Comparing women who turned out to have malignant tumors and cancer-free women who visited a health clinic during the same six-month period in 2001, those with cancer were much more likely to have a combination of increased abdominal size, bloating, pelvic pain and a frequent and urgent need to urinate. Back pain, constipation and fatigue were commonly reported symptoms, but were not associated with cancer.

“The important difference is that (vague) symptoms (reported by noncancerous women) are less severe and less frequent when compared with women with ovarian cancer,” wrote study author Barbara Goff of the University of Washington School of Medicine, Seattle.

“In addition, women with ovarian cancer typically have symptoms of recent onset and have multiple symptoms that coexist,” she wrote. “This study adds further evidence that ovarian cancer is not a silent disease.”

Patient, doctor communication needed
Ovarian cancer is the fifth-leading cause of cancer death among U.S. women after cancers of the lung, breast, colon, and pancreas.
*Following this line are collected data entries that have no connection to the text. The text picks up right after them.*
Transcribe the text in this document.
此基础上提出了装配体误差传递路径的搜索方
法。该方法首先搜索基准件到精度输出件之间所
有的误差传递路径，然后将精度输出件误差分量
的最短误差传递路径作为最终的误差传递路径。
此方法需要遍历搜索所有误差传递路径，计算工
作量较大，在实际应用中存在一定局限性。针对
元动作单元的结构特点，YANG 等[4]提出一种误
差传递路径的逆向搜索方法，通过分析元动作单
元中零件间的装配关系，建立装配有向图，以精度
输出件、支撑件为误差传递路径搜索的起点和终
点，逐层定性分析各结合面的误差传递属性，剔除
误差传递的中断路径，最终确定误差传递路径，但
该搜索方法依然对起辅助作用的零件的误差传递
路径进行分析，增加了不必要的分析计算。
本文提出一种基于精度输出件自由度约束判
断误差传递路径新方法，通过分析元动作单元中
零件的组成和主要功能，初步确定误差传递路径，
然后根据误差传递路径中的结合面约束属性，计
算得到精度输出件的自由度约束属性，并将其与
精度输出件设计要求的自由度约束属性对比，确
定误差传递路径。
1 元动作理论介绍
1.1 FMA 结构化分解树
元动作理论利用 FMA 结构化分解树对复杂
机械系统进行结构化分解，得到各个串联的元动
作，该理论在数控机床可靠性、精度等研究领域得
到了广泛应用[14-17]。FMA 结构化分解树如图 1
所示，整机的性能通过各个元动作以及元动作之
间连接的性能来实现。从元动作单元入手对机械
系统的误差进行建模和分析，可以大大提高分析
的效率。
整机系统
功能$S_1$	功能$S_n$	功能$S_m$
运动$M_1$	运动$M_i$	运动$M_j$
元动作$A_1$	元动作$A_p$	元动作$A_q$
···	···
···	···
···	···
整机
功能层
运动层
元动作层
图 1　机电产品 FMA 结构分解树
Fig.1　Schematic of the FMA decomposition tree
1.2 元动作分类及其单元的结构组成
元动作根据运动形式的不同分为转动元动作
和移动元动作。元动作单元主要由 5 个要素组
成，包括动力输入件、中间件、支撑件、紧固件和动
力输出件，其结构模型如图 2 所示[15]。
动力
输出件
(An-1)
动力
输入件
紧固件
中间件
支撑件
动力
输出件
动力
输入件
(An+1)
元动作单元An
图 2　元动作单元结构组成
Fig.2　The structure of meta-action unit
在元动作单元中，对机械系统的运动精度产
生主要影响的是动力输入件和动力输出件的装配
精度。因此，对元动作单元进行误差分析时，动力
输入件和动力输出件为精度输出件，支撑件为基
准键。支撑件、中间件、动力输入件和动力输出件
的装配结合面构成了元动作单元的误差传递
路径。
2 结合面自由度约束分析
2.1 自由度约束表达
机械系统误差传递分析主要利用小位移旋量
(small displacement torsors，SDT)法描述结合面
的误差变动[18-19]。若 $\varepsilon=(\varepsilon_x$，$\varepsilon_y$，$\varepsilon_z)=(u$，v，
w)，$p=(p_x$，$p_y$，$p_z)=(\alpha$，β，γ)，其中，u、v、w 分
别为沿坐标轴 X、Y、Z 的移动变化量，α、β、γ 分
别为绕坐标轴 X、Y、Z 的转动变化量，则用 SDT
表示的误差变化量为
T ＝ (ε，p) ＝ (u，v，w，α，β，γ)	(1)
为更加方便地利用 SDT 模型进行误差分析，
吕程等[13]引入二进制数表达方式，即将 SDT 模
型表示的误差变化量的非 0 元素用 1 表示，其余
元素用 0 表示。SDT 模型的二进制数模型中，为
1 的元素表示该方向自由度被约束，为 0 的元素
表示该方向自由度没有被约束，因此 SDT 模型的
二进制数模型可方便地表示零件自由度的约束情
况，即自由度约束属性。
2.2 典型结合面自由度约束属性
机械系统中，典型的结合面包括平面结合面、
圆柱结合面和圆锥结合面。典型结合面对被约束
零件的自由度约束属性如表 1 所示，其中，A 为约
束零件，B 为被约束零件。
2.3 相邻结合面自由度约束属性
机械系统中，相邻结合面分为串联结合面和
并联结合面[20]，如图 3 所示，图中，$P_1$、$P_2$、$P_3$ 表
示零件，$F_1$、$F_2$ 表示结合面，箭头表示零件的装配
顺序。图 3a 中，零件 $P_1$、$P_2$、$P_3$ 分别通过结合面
About 23,000 women are diagnosed with the disease each year, and 14,000 die from it -- a relatively high fatality rate caused by the failure to catch many cases early.

Strategies to screen for ovarian cancer have proven to be elusive but this study demonstrated what to look for, an editorial accompanying the study said.

“The importance of this study is not the validation of a symptom cluster as a precise way to diagnose ovarian cancer, but rather the reinforcement of the need for an ongoing process of communication between patients and their physicians,” Mary Daly and Robert Ozols of the Fox Chase Cancer Center in Philadelphia wrote.